为什么 Sinks.many().multicast().onBackpressureBuffer() 在订阅者之一取消订阅后完成以及如何避免它

编程问答 2022-05-18

问题描述

我在使用 Sinks.Many<String> 向多个订阅通知某些事件时遇到了我不明白的行为:

fun main() {

    val sink : Sinks.Many<String>  = Sinks.many().multicast().onBackpressureBuffer()
    val flux = sink.asFlux().log()

    val d = flux.subscribe {
        println("--> $it")
    }

    sink.emitNext("1",Sinks.EmitFailureHandler.FAIL_FAST)

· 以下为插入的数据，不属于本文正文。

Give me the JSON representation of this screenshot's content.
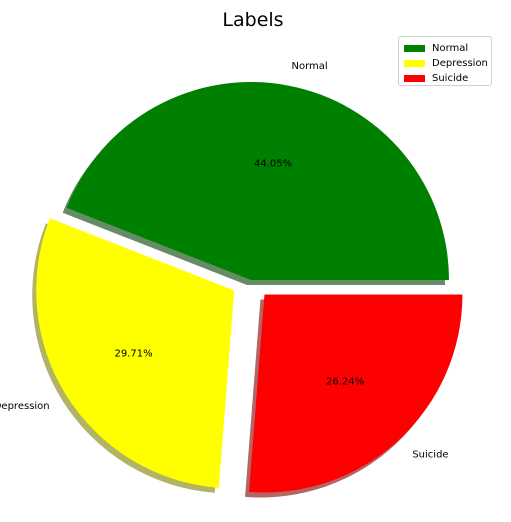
{
  "chart_data": {
    "type": "pie",
    "title": "Labels",
    "slices": [
      {
        "label": "Normal",
        "value": 44.05,
        "pct_label": "44.05%",
        "color": "#008000",
        "explode": 0.0
      },
      {
        "label": "Depression",
        "value": 29.71,
        "pct_label": "29.71%",
        "color": "#ffff00",
        "explode": 0.1
      },
      {
        "label": "Suicide",
        "value": 26.24,
        "pct_label": "26.24%",
        "color": "#ff0000",
        "explode": 0.1
      }
    ],
    "shadow": true,
    "legend": {
      "placement": "top-right",
      "entries": [
        "Normal",
        "Depression",
        "Suicide"
      ]
    }
  }
}
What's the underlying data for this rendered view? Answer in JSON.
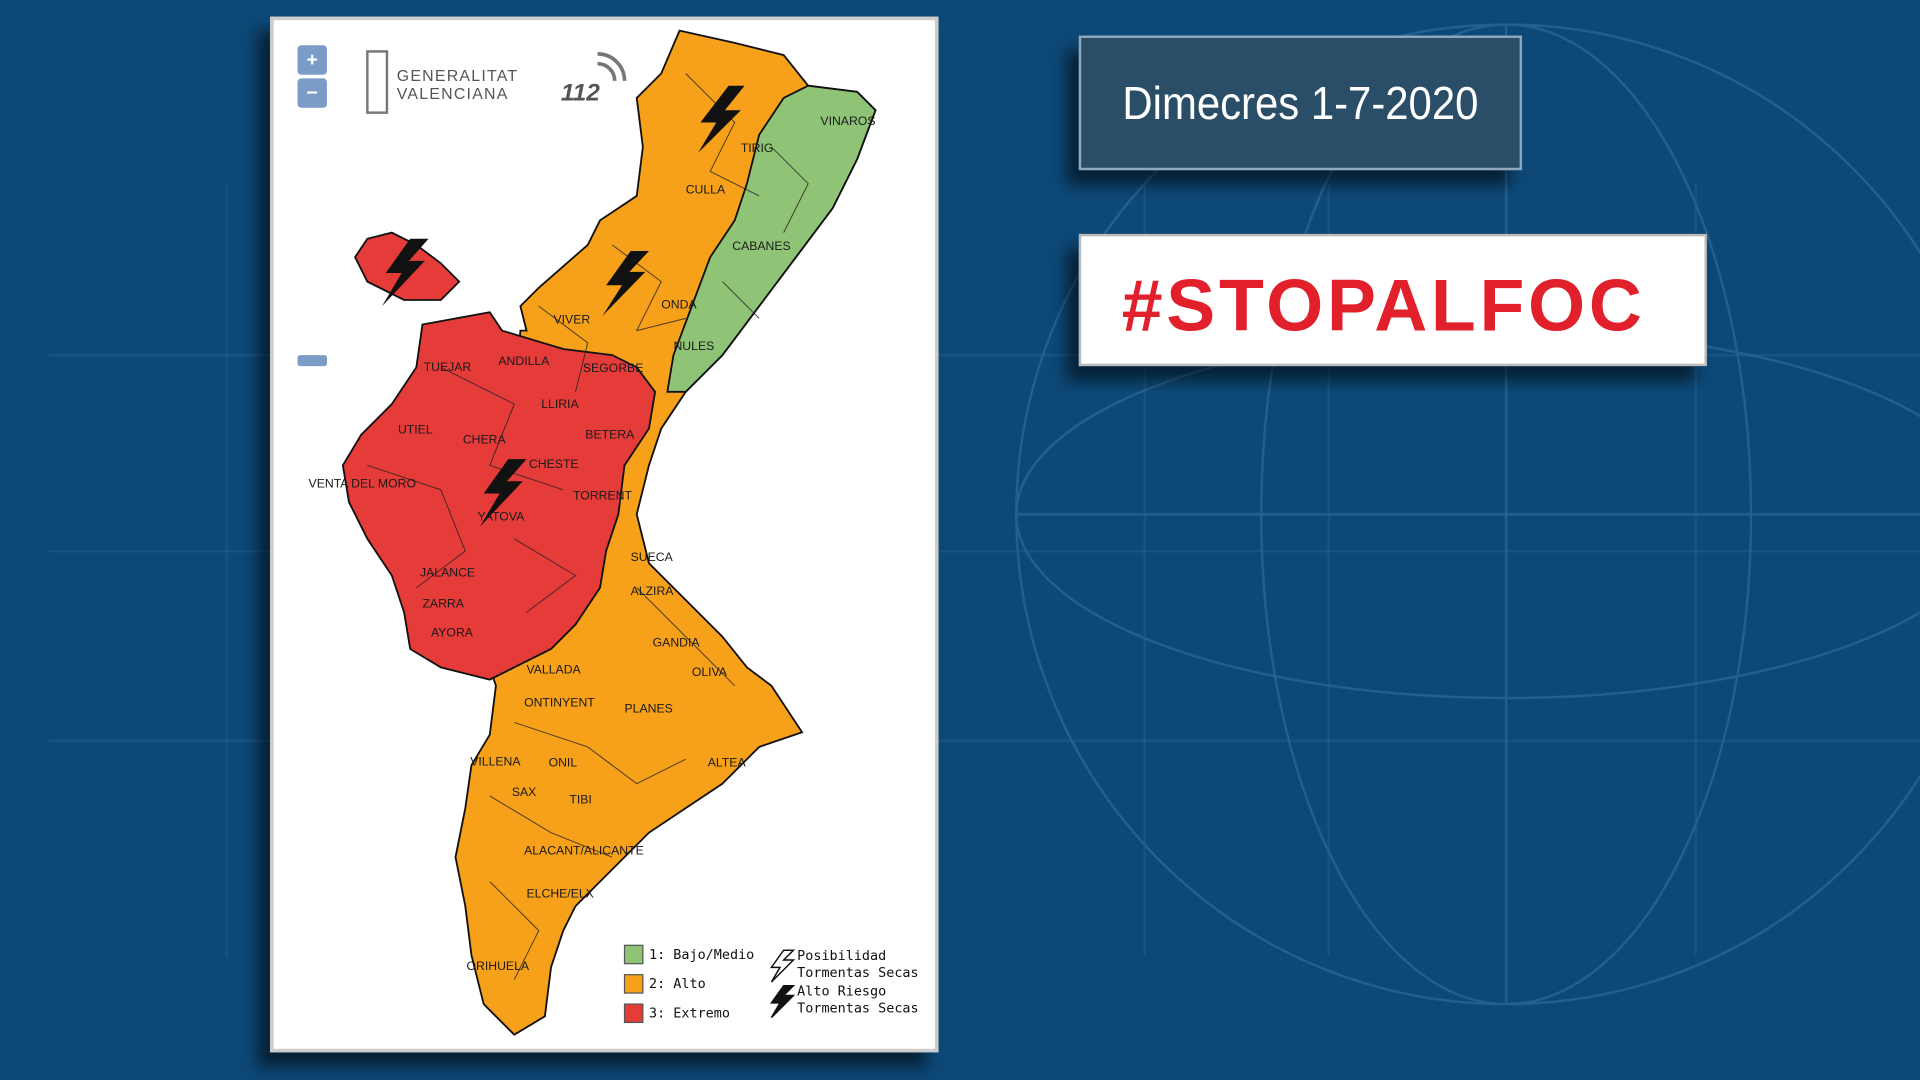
{
  "header": {
    "date": "Dimecres 1-7-2020",
    "campaign": "#STOPALFOC"
  },
  "map": {
    "zoom": [
      "+",
      "−"
    ],
    "logos": {
      "generalitat": [
        "GENERALITAT",
        "VALENCIANA"
      ],
      "emergency": "112"
    },
    "towns": [
      "VINAROS",
      "TIRIG",
      "CULLA",
      "CABANES",
      "ONDA",
      "VIVER",
      "NULES",
      "SEGORBE",
      "ANDILLA",
      "TUEJAR",
      "LLIRIA",
      "UTIEL",
      "CHERA",
      "BETERA",
      "CHESTE",
      "VENTA DEL MORO",
      "TORRENT",
      "YATOVA",
      "SUECA",
      "JALANCE",
      "ZARRA",
      "AYORA",
      "ALZIRA",
      "GANDIA",
      "VALLADA",
      "OLIVA",
      "ONTINYENT",
      "PLANES",
      "VILLENA",
      "ONIL",
      "SAX",
      "TIBI",
      "ALTEA",
      "ALACANT/ALICANTE",
      "ELCHE/ELX",
      "ORIHUELA"
    ],
    "legend": {
      "levels": [
        {
          "label": "1: Bajo/Medio",
          "color": "#8fc476"
        },
        {
          "label": "2: Alto",
          "color": "#f7a11a"
        },
        {
          "label": "3: Extremo",
          "color": "#e53b39"
        }
      ],
      "storms": [
        {
          "label": [
            "Posibilidad",
            "Tormentas Secas"
          ]
        },
        {
          "label": [
            "Alto Riesgo",
            "Tormentas Secas"
          ]
        }
      ]
    }
  }
}
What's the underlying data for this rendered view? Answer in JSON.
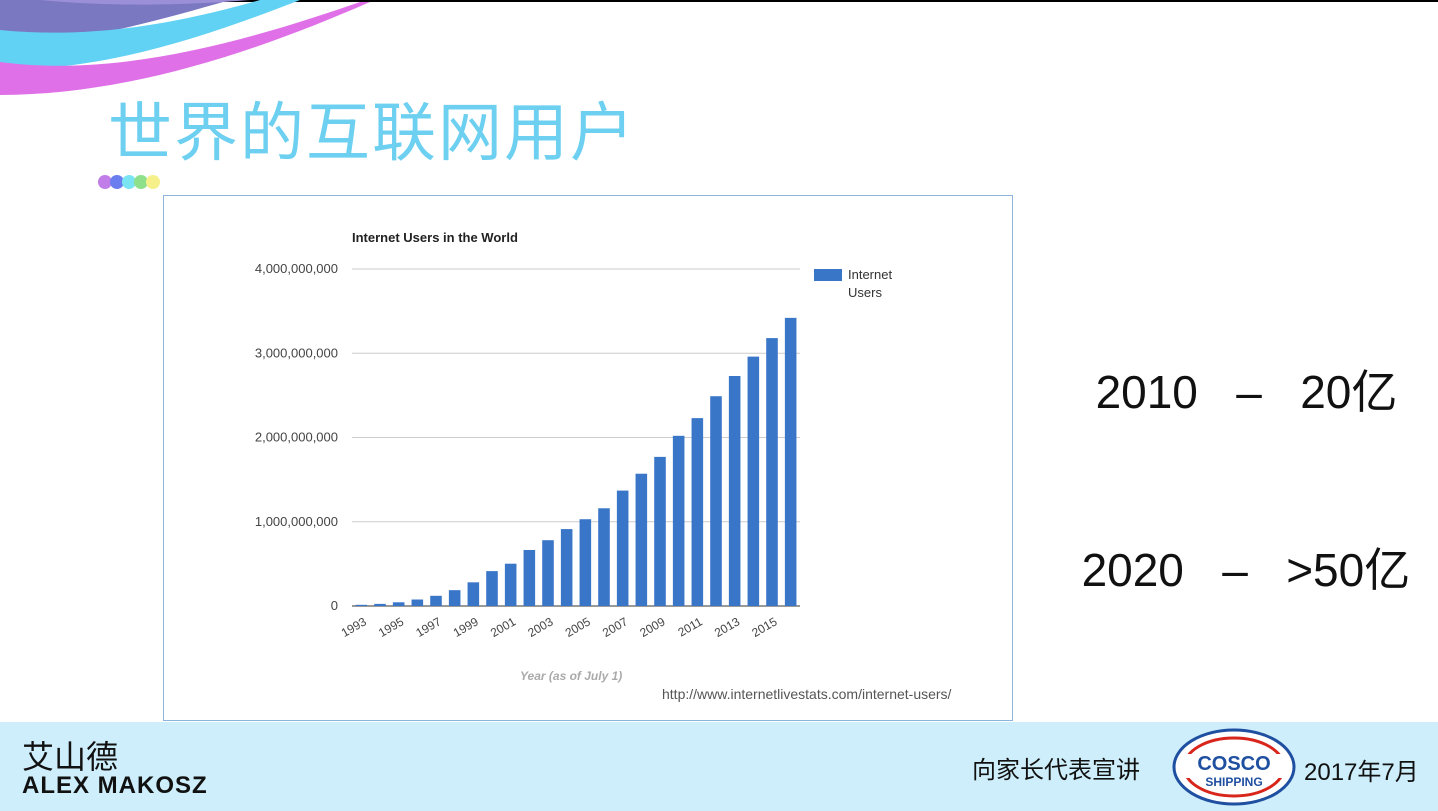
{
  "slide": {
    "title": "世界的互联网用户",
    "accent_dots": [
      "#c27ee8",
      "#6a7ef0",
      "#7be4f2",
      "#8ee08a",
      "#f6f08a"
    ]
  },
  "chart_data": {
    "type": "bar",
    "title": "Internet Users in the World",
    "xlabel": "Year (as of July 1)",
    "ylabel": "",
    "ylim": [
      0,
      4000000000
    ],
    "yticks": [
      "4,000,000,000",
      "3,000,000,000",
      "2,000,000,000",
      "1,000,000,000",
      "0"
    ],
    "x_tick_labels": [
      "1993",
      "1995",
      "1997",
      "1999",
      "2001",
      "2003",
      "2005",
      "2007",
      "2009",
      "2011",
      "2013",
      "2015"
    ],
    "categories": [
      "1993",
      "1994",
      "1995",
      "1996",
      "1997",
      "1998",
      "1999",
      "2000",
      "2001",
      "2002",
      "2003",
      "2004",
      "2005",
      "2006",
      "2007",
      "2008",
      "2009",
      "2010",
      "2011",
      "2012",
      "2013",
      "2014",
      "2015",
      "2016"
    ],
    "series": [
      {
        "name": "Internet Users",
        "color": "#3a76c8",
        "values": [
          14000000,
          25000000,
          44000000,
          77000000,
          121000000,
          188000000,
          281000000,
          414000000,
          502000000,
          665000000,
          781000000,
          913000000,
          1030000000,
          1160000000,
          1370000000,
          1570000000,
          1770000000,
          2020000000,
          2230000000,
          2490000000,
          2730000000,
          2960000000,
          3180000000,
          3420000000
        ]
      }
    ],
    "grid": true,
    "legend_position": "top-right",
    "source": "http://www.internetlivestats.com/internet-users/"
  },
  "stats": [
    {
      "year": "2010",
      "dash": "–",
      "value": "20亿"
    },
    {
      "year": "2020",
      "dash": "–",
      "value": ">50亿"
    }
  ],
  "footer": {
    "speaker_cn": "艾山德",
    "speaker_en": "ALEX MAKOSZ",
    "event": "向家长代表宣讲",
    "logo_text_top": "COSCO",
    "logo_text_bottom": "SHIPPING",
    "date": "2017年7月"
  }
}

    val d2 = flux.subscribe {
        println("--2> $it")
    }

    sink.emitNext("2",Sinks.EmitFailureHandler.FAIL_FAST)
}

这段代码显示一个订阅者得到值 1 和 2,第二个订阅者得到 2。到目前为止一切顺利:

11:49:06.936 [main] INFO reactor.Flux.EmitterProcessor.1 - onSubscribe(EmitterProcessor.EmitterInner)
11:49:06.938 [main] INFO reactor.Flux.EmitterProcessor.1 - request(unbounded)
11:49:06.942 [main] INFO reactor.Flux.EmitterProcessor.1 - onNext(1)
--> 1
11:49:06.942 [main] INFO reactor.Flux.EmitterProcessor.1 - onSubscribe(EmitterProcessor.EmitterInner)
11:49:06.942 [main] INFO reactor.Flux.EmitterProcessor.1 - request(unbounded)
11:49:06.943 [main] INFO reactor.Flux.EmitterProcessor.1 - onNext(2)
--> 2
11:49:06.943 [main] INFO reactor.Flux.EmitterProcessor.1 - onNext(2)
--2> 2

现在,假设第一个订阅者在第一次发射后处理(取消)其订阅,我希望第一个订阅者获得 1,第二个获得 2:


    val sink : Sinks.Many<String>  = Sinks.many().multicast().onBackpressureBuffer()
    val flux = sink.asFlux().log()

    val d = flux.subscribe {
        println("--> $it")
    }

    sink.emitNext("1",Sinks.EmitFailureHandler.FAIL_FAST)

    d.dispose()

    val d2 = flux.subscribe {
        println("--2> $it")
    }

    sink.emitNext("2",Sinks.EmitFailureHandler.FAIL_FAST)

}

11:51:48.684 [main] INFO reactor.Flux.EmitterProcessor.1 - onSubscribe(EmitterProcessor.EmitterInner)
11:51:48.685 [main] INFO reactor.Flux.EmitterProcessor.1 - request(unbounded)
11:51:48.689 [main] INFO reactor.Flux.EmitterProcessor.1 - onNext(1)
--> 1
11:51:48.689 [main] INFO reactor.Flux.EmitterProcessor.1 - cancel()
11:51:48.689 [main] INFO reactor.Flux.EmitterProcessor.1 - onSubscribe(EmitterProcessor.EmitterInner)
11:51:48.689 [main] INFO reactor.Flux.EmitterProcessor.1 - request(unbounded)
11:51:48.690 [main] INFO reactor.Flux.EmitterProcessor.1 - onComplete()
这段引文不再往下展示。